Seven years ago, she noted, the attackers Symantec's customers faced were individuals, working alone, motivated by notoriety. Today, "they're professionals. Professional thieves. They may have organized crime ties. They may even be backed by nation-states."
Their motivation has changed as well, Shumm reported. No longer interested in notoriety, today's attackers intend to disrupt communication, block access to critical infrastructure, and even steal data -- sometimes from small, targeted groups within large organizations, making the small-scale attacks harder to detect.
The scope of the problem is staggering. "Every time Symantec sees a new piece of malware in the wild," Schumm explained, "we track it, develop a signature for it, and send it to our customers" to defend against the attack. "In 2008, we had to write 1.6 million signatures," she explained. "That's more than we had written in the previous 16 years combined."
In 2009, Symantec wrote 2.9 million signatures.
Nearly everyone is vulnerable.
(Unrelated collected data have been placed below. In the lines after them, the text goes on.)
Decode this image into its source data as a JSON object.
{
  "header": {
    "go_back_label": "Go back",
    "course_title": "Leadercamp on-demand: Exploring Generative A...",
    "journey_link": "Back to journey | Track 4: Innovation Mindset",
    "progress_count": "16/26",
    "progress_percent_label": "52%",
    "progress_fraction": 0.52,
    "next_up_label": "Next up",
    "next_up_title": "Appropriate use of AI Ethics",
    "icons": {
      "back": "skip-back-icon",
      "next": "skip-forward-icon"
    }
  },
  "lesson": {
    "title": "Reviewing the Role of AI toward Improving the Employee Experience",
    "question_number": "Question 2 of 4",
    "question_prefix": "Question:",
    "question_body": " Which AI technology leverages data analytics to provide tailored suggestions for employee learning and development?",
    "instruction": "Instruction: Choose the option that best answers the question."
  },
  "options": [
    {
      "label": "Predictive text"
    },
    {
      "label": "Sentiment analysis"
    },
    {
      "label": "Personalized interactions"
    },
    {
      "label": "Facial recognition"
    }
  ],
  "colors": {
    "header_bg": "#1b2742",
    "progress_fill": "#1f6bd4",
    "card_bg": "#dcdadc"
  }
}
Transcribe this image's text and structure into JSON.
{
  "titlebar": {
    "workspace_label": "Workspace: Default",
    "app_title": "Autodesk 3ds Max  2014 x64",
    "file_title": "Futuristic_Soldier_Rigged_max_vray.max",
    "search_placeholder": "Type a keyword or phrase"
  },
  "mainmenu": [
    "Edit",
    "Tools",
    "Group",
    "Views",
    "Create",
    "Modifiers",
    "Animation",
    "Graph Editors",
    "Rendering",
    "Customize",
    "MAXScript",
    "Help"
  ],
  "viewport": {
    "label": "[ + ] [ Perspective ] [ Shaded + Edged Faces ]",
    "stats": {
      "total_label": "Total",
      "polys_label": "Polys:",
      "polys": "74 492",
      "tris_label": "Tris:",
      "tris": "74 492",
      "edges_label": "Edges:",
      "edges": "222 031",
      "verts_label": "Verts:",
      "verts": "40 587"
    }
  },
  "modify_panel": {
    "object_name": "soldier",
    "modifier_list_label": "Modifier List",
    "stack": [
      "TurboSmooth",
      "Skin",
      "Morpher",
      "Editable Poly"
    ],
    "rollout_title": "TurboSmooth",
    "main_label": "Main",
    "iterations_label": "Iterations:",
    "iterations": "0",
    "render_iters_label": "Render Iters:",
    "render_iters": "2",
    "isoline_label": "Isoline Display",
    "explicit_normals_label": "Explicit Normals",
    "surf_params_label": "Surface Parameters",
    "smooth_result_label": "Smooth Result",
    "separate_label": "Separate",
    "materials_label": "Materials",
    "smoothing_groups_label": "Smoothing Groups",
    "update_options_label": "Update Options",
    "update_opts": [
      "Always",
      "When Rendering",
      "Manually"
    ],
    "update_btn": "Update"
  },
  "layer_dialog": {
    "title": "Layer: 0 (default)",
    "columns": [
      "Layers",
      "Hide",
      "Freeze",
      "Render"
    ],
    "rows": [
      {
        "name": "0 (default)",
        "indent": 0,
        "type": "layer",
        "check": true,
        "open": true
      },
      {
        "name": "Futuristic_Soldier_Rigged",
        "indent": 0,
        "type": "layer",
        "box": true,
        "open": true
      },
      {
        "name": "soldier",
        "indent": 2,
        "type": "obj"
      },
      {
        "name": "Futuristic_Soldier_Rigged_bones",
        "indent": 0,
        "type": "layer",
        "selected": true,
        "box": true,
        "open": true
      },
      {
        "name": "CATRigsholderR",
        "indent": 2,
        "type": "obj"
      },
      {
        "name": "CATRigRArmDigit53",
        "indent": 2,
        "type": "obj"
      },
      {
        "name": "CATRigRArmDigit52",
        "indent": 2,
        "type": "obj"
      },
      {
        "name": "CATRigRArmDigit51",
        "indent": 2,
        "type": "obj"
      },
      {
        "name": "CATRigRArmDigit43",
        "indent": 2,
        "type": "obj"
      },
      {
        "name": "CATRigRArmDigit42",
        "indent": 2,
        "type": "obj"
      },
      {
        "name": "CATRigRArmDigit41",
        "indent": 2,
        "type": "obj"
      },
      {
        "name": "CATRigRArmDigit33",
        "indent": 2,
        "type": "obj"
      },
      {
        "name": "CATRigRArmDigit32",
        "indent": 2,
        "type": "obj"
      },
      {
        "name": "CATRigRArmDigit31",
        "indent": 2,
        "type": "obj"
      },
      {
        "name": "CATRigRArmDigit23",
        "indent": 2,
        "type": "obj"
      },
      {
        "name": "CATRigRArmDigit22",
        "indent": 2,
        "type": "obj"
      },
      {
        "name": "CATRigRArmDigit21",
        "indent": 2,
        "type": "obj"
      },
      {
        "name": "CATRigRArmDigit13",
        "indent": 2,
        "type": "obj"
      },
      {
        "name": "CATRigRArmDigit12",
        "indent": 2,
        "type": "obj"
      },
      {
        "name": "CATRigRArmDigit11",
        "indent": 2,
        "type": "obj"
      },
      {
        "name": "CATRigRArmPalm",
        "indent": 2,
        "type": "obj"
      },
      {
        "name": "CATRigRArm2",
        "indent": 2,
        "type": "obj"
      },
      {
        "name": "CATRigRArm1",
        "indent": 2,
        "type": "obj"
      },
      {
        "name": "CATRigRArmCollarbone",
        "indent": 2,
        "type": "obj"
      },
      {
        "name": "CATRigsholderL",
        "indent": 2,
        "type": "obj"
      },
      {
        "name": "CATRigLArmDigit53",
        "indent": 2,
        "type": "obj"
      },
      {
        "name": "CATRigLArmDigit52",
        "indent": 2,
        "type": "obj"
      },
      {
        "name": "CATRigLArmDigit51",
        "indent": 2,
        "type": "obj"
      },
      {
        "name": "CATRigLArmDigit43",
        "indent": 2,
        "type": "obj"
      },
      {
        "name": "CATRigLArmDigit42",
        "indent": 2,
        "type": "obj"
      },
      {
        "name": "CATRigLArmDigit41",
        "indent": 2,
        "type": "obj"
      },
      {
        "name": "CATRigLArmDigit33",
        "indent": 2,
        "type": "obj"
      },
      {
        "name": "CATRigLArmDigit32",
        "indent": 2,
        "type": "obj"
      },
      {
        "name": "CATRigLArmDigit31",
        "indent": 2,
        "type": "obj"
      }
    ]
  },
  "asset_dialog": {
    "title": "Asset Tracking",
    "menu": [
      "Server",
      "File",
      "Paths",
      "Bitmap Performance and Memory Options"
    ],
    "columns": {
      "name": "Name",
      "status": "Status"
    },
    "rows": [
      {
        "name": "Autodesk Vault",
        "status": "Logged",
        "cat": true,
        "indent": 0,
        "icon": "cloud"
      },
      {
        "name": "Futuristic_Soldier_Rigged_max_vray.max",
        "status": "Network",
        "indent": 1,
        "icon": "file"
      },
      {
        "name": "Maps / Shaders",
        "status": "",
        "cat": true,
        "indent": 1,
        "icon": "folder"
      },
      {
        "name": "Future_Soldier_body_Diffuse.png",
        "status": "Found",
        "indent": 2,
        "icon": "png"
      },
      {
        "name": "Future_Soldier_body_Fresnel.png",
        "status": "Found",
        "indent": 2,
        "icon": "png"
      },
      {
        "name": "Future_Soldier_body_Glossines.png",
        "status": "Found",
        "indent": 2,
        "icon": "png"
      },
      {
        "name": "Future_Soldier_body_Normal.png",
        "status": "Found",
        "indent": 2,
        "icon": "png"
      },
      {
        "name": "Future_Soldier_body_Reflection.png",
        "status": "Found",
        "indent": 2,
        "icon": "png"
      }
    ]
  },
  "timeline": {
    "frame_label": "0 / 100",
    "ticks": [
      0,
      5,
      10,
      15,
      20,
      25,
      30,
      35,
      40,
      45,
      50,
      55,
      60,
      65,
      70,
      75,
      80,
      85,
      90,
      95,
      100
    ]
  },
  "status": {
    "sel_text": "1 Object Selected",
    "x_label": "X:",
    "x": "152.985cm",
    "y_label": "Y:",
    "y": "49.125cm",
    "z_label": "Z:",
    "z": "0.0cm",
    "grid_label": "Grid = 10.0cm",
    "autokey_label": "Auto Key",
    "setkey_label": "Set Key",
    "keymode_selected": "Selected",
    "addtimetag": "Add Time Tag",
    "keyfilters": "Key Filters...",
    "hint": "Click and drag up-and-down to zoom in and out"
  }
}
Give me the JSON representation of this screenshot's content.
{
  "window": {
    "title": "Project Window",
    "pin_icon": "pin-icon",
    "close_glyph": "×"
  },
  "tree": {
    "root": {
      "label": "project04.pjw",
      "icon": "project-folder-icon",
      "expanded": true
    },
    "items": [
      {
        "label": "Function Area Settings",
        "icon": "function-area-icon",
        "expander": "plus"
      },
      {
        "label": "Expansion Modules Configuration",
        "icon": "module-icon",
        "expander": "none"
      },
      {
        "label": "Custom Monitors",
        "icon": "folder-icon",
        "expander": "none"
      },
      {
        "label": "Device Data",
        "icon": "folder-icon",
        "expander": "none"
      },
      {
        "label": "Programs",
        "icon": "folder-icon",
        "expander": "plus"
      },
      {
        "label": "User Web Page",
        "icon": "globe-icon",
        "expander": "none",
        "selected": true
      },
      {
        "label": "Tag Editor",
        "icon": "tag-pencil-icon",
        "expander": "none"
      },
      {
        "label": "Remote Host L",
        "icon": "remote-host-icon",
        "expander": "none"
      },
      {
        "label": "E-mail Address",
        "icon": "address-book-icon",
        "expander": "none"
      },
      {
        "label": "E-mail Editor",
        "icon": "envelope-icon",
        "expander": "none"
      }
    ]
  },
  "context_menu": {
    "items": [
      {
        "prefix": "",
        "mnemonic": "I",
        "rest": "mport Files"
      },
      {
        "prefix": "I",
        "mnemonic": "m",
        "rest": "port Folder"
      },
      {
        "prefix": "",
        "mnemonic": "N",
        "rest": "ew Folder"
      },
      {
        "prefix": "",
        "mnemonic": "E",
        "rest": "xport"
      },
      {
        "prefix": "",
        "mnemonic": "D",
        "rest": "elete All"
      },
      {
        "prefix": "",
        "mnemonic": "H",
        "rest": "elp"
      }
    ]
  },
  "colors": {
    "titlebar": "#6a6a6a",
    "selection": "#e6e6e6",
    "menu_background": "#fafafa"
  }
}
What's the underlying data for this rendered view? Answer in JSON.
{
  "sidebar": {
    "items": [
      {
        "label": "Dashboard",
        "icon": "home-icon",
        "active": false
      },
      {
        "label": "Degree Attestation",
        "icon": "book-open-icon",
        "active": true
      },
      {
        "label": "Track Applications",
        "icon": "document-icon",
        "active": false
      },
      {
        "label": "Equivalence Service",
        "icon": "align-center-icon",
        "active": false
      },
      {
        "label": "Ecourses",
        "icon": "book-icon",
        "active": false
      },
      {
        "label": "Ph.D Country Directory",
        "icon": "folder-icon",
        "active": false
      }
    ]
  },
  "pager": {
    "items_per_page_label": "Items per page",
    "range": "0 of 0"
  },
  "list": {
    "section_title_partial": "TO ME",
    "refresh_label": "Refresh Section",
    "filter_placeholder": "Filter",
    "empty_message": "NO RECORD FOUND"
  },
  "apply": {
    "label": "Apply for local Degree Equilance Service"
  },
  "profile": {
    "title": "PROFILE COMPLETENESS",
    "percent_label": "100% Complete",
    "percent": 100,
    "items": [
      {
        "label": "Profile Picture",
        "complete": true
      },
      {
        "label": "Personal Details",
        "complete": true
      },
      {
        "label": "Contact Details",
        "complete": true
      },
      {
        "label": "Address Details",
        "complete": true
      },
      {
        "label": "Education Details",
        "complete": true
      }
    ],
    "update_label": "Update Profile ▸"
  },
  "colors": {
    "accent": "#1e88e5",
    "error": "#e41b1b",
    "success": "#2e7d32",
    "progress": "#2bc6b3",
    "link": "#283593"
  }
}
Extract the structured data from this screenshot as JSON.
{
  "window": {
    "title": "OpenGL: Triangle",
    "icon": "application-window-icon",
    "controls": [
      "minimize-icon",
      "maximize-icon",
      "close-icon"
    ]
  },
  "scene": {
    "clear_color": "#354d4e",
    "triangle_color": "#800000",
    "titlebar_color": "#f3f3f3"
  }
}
In 2009, Symantec surveyed 2000 CIOs and CISOs -- and found that 75 percent had faced an attack in the previous year.
CyberSecurity professionals tell Symantec the sheer volume of data they manage doubles every 18 to 24 months, "and I have yet to meet the CIO who tells me that his budget is doubling every 18 months to deal with it."
This data is now carried on converged devices like BlackBerries, iPads and Kindles -- each of which is its own security challenge.
What approach does Symantec think can meet the escalating challenge? "We need to move to an information-centric model of security," she offered, "instead of a network-centric or system-centric model." Agencies need to focus on securing people and information, rather than simply securing a network as a whole.
Symantec is developing its own approaches to the problem, including a new "reputation score" that "leverages the wisdom of the entire internet community" to determine whether a piece of code can be trusted, and a "data insight" decision-support system that helps CIOs decide how to treat each piece of data based on how long it has existed, how often it is accessed, and similar meta-data.
But the key to cyber-security in an information-centric model is still the people who use data, she concludes. Users need to make sure that every device they interact with is secure -- even those from outside the office -- and trust their nervous instincts about attachments and emails from unknown senders.